Monday, April 16, 2012

The luxury of a nervous breakdown

Two years ago I had a meltdown that was a long time coming.  It was on the heels of four years of various trials. Some were the normal stresses that people experience if they live long enough--minor health problems, the challenges of raising teenagers, caring for aging parents. And there was serious stuff too.

Things eventually settled down. When everything should have been good, I went into a funk that wouldn't leave. I had bouts of depression before, but this was the worst. I slogged through every day and, for the life of me, couldn't think of a thing I was looking forward to. I focused on just getting through five minutes at a time. Spiritually I bottomed out. While I once had been passionate about the Lord, I now felt wooden.

What was my problem anyway?  I figured it was a luxury to have a nervous breakdown, feeling guilty that I didn't have anything to be depressed about. Other people suffered real tragedy. All that I was suffering from was a midlife crisis and selfishness.

When you're depressed the last thing you want is to be around people. But it's the thing you need most. I credit my friend, Terri, for dragging me out for coffee. She'd make me laugh.  Every day I talked to LaDonna, a friend who lives in Washington, who distracted me from my inward angst. My sister, Vicki, who is younger, took the role of big sister and would check in with me, letting me talk and cry  Friends at church, who didn't know what was going on but just knew I wasn't myself, gave me hugs and encouragement.

Dave, at a loss, would tell me I was going to be okay and stepped up with housework. I felt sorry for Landon, the remaining child at home who was trapped with a mom who was an emotional wreck.  It couldn't have been easy for him.

It was obvious even to to me that I needed medical help. I went to our family doctor and balled and balled. She gave me the depression test. It was no surprise that I scored at the top as severely depressed.  She referred me to Psychiatry. With my first appointment, I was diagnosed correctly and was put on two little pills that prevented me from ending up in a corner, wild eyed and licking my lips.

It took awhile getting off the bipolar express, but eventually my whacked-out brain chemistry evened out. I started feeling better. The turning point was when Amber got engaged. My girls both said, "Mom, now you have something to look forward to."
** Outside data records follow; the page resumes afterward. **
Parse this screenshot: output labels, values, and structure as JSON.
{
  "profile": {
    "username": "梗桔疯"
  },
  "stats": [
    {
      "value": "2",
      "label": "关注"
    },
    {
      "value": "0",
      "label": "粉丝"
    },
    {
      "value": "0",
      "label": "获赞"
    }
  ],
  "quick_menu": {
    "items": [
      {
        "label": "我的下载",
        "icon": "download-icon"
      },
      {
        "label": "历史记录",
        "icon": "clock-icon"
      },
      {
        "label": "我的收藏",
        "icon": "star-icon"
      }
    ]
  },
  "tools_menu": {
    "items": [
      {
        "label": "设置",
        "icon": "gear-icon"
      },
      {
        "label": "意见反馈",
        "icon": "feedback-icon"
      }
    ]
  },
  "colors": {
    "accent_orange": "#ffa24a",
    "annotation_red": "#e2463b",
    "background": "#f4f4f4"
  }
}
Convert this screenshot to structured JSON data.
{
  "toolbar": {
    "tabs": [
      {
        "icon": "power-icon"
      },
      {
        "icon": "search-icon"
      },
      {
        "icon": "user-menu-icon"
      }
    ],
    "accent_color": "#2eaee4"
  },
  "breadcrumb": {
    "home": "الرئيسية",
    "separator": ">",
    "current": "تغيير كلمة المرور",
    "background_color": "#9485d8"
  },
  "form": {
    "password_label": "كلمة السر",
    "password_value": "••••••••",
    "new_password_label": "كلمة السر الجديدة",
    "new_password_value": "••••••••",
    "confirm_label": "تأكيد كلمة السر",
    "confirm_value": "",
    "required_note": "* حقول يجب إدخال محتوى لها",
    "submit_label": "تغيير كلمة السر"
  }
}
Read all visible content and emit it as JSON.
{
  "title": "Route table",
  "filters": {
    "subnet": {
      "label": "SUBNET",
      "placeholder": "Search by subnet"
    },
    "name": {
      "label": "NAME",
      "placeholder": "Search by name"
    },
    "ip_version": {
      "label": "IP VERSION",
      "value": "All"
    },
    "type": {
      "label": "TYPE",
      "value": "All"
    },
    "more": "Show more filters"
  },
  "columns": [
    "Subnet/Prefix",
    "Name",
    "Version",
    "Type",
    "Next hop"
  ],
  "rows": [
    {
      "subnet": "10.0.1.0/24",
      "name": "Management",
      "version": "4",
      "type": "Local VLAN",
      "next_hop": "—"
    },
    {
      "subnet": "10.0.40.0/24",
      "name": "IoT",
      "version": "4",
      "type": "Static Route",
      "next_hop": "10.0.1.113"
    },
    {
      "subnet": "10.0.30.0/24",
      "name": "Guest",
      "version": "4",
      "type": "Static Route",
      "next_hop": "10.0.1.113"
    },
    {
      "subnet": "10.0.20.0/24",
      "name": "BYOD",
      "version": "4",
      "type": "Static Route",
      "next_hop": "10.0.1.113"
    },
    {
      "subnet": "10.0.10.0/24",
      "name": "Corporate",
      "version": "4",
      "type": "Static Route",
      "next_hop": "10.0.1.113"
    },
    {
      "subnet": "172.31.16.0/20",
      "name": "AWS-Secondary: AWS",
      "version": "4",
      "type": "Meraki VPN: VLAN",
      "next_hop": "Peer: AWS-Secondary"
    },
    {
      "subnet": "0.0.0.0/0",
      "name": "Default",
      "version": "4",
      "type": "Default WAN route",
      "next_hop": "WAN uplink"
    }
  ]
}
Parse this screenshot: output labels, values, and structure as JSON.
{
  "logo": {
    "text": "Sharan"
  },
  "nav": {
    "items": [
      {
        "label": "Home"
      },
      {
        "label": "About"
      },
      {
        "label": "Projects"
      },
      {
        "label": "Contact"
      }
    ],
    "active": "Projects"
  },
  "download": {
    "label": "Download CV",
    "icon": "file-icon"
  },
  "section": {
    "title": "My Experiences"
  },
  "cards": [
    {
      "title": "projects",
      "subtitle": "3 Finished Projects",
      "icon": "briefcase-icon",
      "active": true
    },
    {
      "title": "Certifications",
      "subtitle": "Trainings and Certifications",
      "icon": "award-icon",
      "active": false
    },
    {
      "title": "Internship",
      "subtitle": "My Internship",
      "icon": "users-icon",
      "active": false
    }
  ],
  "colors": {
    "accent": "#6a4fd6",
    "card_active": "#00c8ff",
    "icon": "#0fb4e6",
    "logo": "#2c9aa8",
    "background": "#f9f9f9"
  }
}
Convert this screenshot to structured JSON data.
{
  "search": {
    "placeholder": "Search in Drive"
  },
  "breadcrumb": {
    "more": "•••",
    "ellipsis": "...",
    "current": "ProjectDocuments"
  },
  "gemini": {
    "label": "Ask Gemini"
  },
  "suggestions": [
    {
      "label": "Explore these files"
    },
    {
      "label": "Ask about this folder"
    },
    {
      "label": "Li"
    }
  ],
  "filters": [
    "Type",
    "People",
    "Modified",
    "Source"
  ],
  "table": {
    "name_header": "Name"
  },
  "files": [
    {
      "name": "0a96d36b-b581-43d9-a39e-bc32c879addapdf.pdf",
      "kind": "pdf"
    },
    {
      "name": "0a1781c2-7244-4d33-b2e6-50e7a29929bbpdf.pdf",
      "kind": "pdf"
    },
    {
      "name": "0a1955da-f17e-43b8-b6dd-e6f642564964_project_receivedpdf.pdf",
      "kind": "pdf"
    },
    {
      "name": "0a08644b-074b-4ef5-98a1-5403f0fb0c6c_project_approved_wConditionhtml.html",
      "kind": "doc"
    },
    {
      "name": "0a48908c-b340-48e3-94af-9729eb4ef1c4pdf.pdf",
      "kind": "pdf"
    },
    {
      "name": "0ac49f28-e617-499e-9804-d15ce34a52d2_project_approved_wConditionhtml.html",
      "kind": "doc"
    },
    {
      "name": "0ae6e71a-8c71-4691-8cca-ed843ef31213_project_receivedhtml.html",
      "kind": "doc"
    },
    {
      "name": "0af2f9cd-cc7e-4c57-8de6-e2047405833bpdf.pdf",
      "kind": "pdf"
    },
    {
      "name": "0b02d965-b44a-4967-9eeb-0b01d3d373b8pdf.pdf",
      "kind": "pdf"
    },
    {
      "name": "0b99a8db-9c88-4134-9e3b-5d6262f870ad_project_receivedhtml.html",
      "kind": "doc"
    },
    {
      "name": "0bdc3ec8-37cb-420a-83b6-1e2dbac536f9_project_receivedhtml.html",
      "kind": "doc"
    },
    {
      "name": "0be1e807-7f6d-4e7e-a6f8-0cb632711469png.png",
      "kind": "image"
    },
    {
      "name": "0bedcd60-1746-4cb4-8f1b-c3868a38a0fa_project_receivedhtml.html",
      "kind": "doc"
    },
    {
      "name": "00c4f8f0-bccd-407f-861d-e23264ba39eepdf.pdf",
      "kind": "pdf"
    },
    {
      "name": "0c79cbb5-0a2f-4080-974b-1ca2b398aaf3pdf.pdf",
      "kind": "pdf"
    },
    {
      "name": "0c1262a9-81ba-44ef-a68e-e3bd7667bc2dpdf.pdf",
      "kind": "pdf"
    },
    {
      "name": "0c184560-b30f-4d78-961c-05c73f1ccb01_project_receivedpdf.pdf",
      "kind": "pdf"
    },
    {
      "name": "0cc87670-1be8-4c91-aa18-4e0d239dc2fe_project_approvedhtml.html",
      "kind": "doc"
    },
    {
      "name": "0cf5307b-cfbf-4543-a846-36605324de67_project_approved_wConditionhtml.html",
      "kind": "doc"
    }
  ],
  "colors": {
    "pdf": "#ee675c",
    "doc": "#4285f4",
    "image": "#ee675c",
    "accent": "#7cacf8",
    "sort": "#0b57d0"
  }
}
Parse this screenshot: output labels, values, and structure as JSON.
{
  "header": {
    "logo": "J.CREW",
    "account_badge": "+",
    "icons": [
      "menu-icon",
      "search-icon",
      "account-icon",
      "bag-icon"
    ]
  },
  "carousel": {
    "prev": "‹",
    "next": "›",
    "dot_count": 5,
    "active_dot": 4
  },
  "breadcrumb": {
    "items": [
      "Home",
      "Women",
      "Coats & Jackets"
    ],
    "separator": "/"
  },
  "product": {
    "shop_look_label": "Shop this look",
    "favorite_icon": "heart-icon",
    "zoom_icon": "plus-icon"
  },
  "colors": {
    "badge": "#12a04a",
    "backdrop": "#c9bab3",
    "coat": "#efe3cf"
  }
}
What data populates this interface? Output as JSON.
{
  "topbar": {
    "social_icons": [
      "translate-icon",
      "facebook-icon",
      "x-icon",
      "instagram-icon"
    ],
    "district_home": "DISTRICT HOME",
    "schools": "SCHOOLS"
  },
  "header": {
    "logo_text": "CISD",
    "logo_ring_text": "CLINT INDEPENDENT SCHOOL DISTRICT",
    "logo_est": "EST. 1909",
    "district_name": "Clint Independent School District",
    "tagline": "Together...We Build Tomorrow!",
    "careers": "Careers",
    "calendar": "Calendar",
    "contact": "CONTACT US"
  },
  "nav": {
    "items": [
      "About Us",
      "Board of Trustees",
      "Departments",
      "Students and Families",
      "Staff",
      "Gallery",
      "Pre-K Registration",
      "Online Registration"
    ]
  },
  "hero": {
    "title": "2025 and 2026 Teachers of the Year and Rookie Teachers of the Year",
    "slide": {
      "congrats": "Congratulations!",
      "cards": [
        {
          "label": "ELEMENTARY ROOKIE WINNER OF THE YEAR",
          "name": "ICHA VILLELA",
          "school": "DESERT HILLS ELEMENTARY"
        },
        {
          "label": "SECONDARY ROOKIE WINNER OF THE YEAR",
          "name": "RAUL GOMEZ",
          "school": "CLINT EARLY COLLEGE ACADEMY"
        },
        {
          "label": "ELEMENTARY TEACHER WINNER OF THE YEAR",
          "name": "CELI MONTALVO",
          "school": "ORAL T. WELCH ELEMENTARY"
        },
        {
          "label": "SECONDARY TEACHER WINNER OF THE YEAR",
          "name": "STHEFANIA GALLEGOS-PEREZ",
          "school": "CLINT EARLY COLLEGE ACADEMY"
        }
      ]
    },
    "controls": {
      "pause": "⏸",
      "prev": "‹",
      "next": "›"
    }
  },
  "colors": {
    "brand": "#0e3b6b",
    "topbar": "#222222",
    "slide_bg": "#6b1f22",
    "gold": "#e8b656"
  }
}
I stayed busy for the next months helping plan the wedding. The day of the wedding was glorious. It's hard to describe the feelings you have seeing your little girl walking down the aisle on her father's arm. While Paul and Amber took communion, I felt such abundant grace. I had been richly blessed by people who loved me through to the other side of a dark time. Life was good again. I felt joy.

With Terri, who keeps me laughing.
P.S. I think most women have times of depression. Depression can be situational, hormonal, spiritual, or biological. In my case it was a combination of all these. Get help if you have depression that is persistent. You're not alone.

What's helped me kick depression to the curb is blogging, laughing with friends and family, not taking myself too seriously, and exercising regularly. And taking those two terrific little pills every day.